The Paradox of Planning

This blog entry is posted in conjunction with our Podcast # 123 – Making It Up!

Existence is an incomprehensible mix of chaos and order. Sometimes the emphasis seems to be on chaos, sometimes on order.

It is the chaos that makes it interesting – especially to the sort of people who become entrepreneurs. For us, few things are more horrible than the thought of a dull, predictable life. It is through the unpredictable that we make our fortunes – and sometimes lose them.

Even as we embrace the chaos, we fear it. Humans have a deep-seated psychological desire to control their lives. If life teaches anything, it teaches that such control is impossible. There is a lot of truth behind the joke, “If you want to make God laugh, tell Him your plans”.

The fact that control is therefore impossible only increases the desire for it. This explains the popularity of planning. It generates an artificial certainty that has nothing to do with real life but which in itself is very reassuring.

This is not to say planning is a bad idea. It is a necessary first step in the process of organisation, without which there can be no business.

However, there is a special version of the Law of Diminishing Returns that applies to planning. Advanced preparation is essential, but there is such a thing as being over-prepared.

In particular, as planning becomes more elaborate, the feeling of artificial certainty it engenders becomes all-encompassing. The organisation, and everyone involved in it, becomes wholly reliant on “The Plan”. This destroys all flexibility and initiative.

Even Vladimir Lenin, the founder of a state dedicated to the principle of “scientific” centralised planning, came to realise that this was a problem. After an initial period of the tightest possible regulation of the economy, he relaxed central controls a little and allowed a degree of private enterprise. People could use their initiative and adapt to changing circumstances. Predictably, there was a dramatic increase in general prosperity.

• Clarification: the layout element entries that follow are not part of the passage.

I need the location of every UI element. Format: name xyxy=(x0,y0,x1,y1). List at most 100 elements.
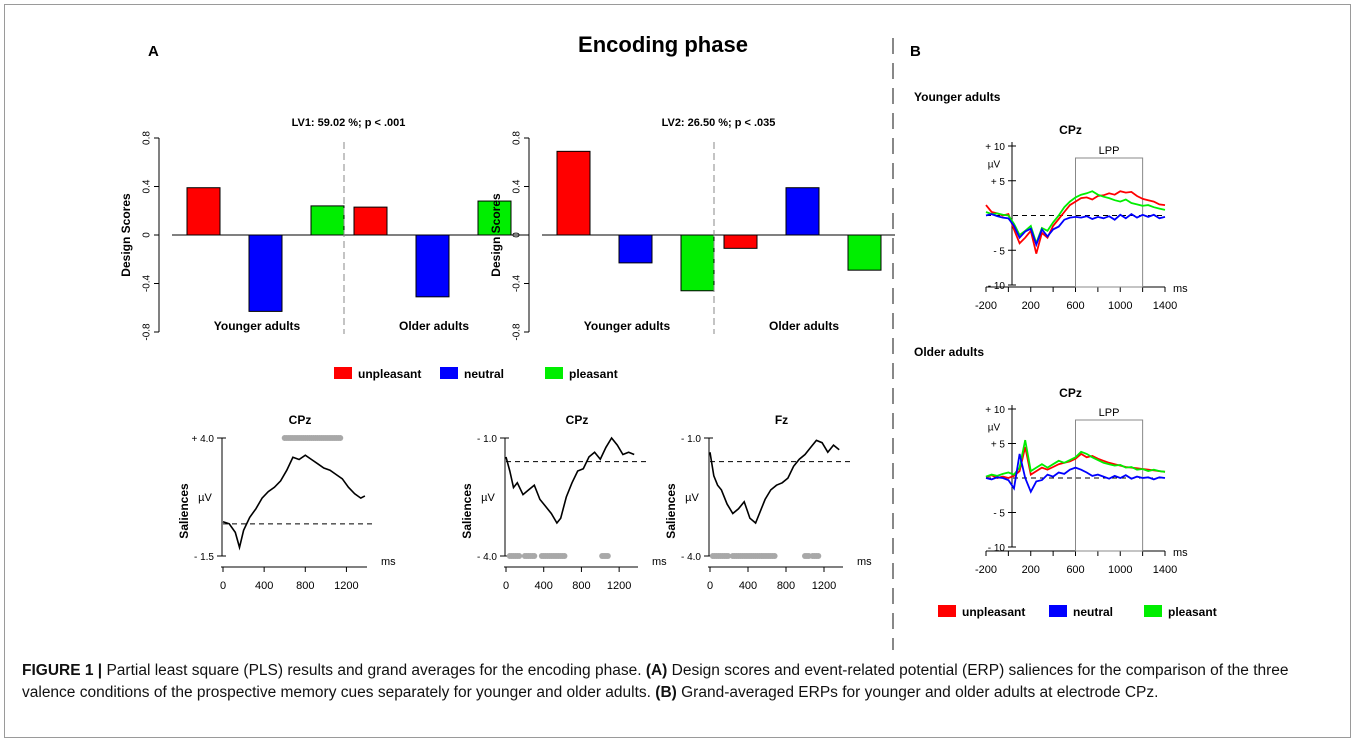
y-tick-label: -0.8 xyxy=(512,323,523,341)
panel-a-legend: unpleasant neutral pleasant xyxy=(334,367,618,381)
y-axis-label: Saliences xyxy=(460,483,474,539)
x-unit-label: ms xyxy=(857,556,872,568)
chart-title: CPz xyxy=(1059,123,1082,137)
salience-line xyxy=(505,436,635,525)
salience-line xyxy=(222,454,366,551)
bar-neutral xyxy=(415,234,450,298)
significance-marker xyxy=(561,553,568,559)
y-tick-label: + 10 xyxy=(985,142,1005,153)
x-tick-label: 600 xyxy=(1066,564,1084,576)
legend-label-neutral: neutral xyxy=(1073,605,1113,619)
legend-label-pleasant: pleasant xyxy=(569,367,618,381)
significance-marker xyxy=(531,553,538,559)
chart-title: CPz xyxy=(289,413,312,427)
y-tick-label: + 5 xyxy=(991,440,1006,451)
unit-label: µV xyxy=(685,492,699,504)
x-tick-label: 400 xyxy=(739,580,757,592)
y-tick-label: + 5 xyxy=(991,177,1006,188)
caption-text-1: Partial least square (PLS) results and g… xyxy=(102,662,646,679)
y-axis-label: Design Scores xyxy=(119,193,133,277)
significance-marker xyxy=(771,553,778,559)
y-tick-label: - 4.0 xyxy=(681,552,701,563)
caption-text-3: Grand-averaged ERPs for younger and olde… xyxy=(676,684,1159,701)
salience-line xyxy=(709,439,840,525)
salience-cpz-older-chart: CPz - 1.0 - 4.0 µV Saliences 0 400 800 1200 ms xyxy=(460,413,667,592)
y-tick-label: -0.4 xyxy=(512,274,523,292)
y-tick-label: - 5 xyxy=(993,509,1005,520)
x-tick-label: 200 xyxy=(1022,300,1040,312)
unit-label: µV xyxy=(481,492,495,504)
bar-neutral xyxy=(248,234,283,312)
x-tick-label: 400 xyxy=(535,580,553,592)
x-tick-label: 0 xyxy=(220,580,226,592)
x-tick-label: 400 xyxy=(255,580,273,592)
older-adults-label: Older adults xyxy=(914,345,984,359)
caption-b-label: (B) xyxy=(655,684,677,701)
panel-b-legend: unpleasant neutral pleasant xyxy=(938,605,1217,619)
legend-swatch-pleasant xyxy=(545,367,563,379)
y-tick-label: - 1.5 xyxy=(194,552,214,563)
chart-title: Fz xyxy=(775,413,788,427)
bar-unpleasant xyxy=(186,187,221,236)
x-tick-label: 0 xyxy=(707,580,713,592)
panel-b-label: B xyxy=(910,43,921,60)
salience-fz-chart: Fz - 1.0 - 4.0 µV Saliences 0 400 800 1200 ms xyxy=(664,413,872,592)
legend-label-neutral: neutral xyxy=(464,367,504,381)
chart-title: CPz xyxy=(566,413,589,427)
legend-label-unpleasant: unpleasant xyxy=(358,367,421,381)
y-tick-label: - 10 xyxy=(988,543,1006,554)
lpp-label: LPP xyxy=(1099,407,1120,419)
y-tick-label: 0.8 xyxy=(142,131,153,145)
significance-marker xyxy=(337,435,344,441)
legend-swatch-neutral xyxy=(440,367,458,379)
unit-label: µV xyxy=(988,422,1001,433)
x-tick-label: -200 xyxy=(975,564,997,576)
y-tick-label: + 4.0 xyxy=(191,434,214,445)
bar-unpleasant xyxy=(556,150,591,236)
legend-label-pleasant: pleasant xyxy=(1168,605,1217,619)
caption-a-label: (A) xyxy=(645,662,668,679)
bar-unpleasant xyxy=(353,206,388,236)
y-axis-label: Saliences xyxy=(664,483,678,539)
y-tick-label: -0.4 xyxy=(142,274,153,292)
caption-label: FIGURE 1 | xyxy=(22,662,103,679)
x-tick-label: 200 xyxy=(1022,564,1040,576)
figure-caption: FIGURE 1 | Partial least square (PLS) re… xyxy=(22,660,1332,704)
x-tick-label: 800 xyxy=(777,580,795,592)
group-label: Older adults xyxy=(769,319,839,333)
x-tick-label: 1000 xyxy=(1108,564,1132,576)
x-unit-label: ms xyxy=(381,556,396,568)
erp-line-neutral xyxy=(985,453,1166,494)
chart-title: LV1: 59.02 %; p < .001 xyxy=(292,117,406,129)
chart-title: LV2: 26.50 %; p < .035 xyxy=(662,117,776,129)
unit-label: µV xyxy=(198,492,212,504)
figure-canvas: A Encoding phase B Younger adults Older … xyxy=(119,32,1217,650)
younger-adults-label: Younger adults xyxy=(914,90,1001,104)
x-tick-label: 1000 xyxy=(1108,300,1132,312)
significance-marker xyxy=(516,553,523,559)
bar-neutral xyxy=(785,187,820,236)
x-unit-label: ms xyxy=(652,556,667,568)
erp-line-neutral xyxy=(985,213,1166,248)
caption-text-2: Design scores and event-related potentia… xyxy=(22,662,1289,701)
significance-marker xyxy=(725,553,732,559)
x-tick-label: -200 xyxy=(975,300,997,312)
bar-neutral xyxy=(618,234,653,264)
lv2-bar-chart: LV2: 26.50 %; p < .035 0.8 0.4 0 -0.4 -0.8 Des… xyxy=(489,117,895,341)
salience-cpz-younger-chart: CPz + 4.0 - 1.5 µV Saliences 0 400 800 1200 ms xyxy=(177,413,396,592)
y-tick-label: 0.4 xyxy=(512,179,523,193)
lpp-label: LPP xyxy=(1099,145,1120,157)
bar-unpleasant xyxy=(723,234,758,249)
lpp-window xyxy=(1075,419,1144,552)
group-label: Older adults xyxy=(399,319,469,333)
lpp-window xyxy=(1075,157,1144,288)
x-tick-label: 1200 xyxy=(607,580,631,592)
bar-pleasant xyxy=(847,234,882,271)
y-tick-label: 0 xyxy=(512,232,523,238)
figure-frame xyxy=(4,4,1351,738)
y-tick-label: -0.8 xyxy=(142,323,153,341)
x-tick-label: 1200 xyxy=(334,580,358,592)
x-tick-label: 1400 xyxy=(1153,300,1177,312)
x-tick-label: 600 xyxy=(1066,300,1084,312)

However, Josef Stalin, Lenin’s successor, reversed that policy. He had supported Lenin on economic grounds but, on attaining power himself, he had good political reasons to centralise control: he did not like the idea of people using their initiative.

His principal mechanism of economic control was a series of Five Year Plans. These spawned a host of imitators. Marxist regimes all over the world had their own Five Year Plans, on the basis that imitation is the sincerest form of flattery, but Stalin had some unlikely fans among those who claimed to be anti-Marxists. Adolf Hitler, for example, stole quite a few ideas from Stalin, mostly the bad ones, and added his own twist to them. He imposed a Four Year Plan on Germany – presumably on the assumption that his anti-Marxists ought to be more efficient than the Marxists and would therefore get the job done 25% quicker.

Centralised planning can be very efficient at dealing with relatively simple, routine tasks. When it focuses on a particular target, it may well achieve it. The problem is that, in focussing on those targets, it ignores everything else – and the everything else may be what really matters.

The world is a complex place, changing rapidly – and the rate of change is increasing all the time. Even the most efficient central planning will always lack the feel for what is happening on the ground, and the initiative and flexibility to adapt to it.

This applies to states and to individual businesses. The paradox of planning is that the best plans expect the unexpected, and adapt to it.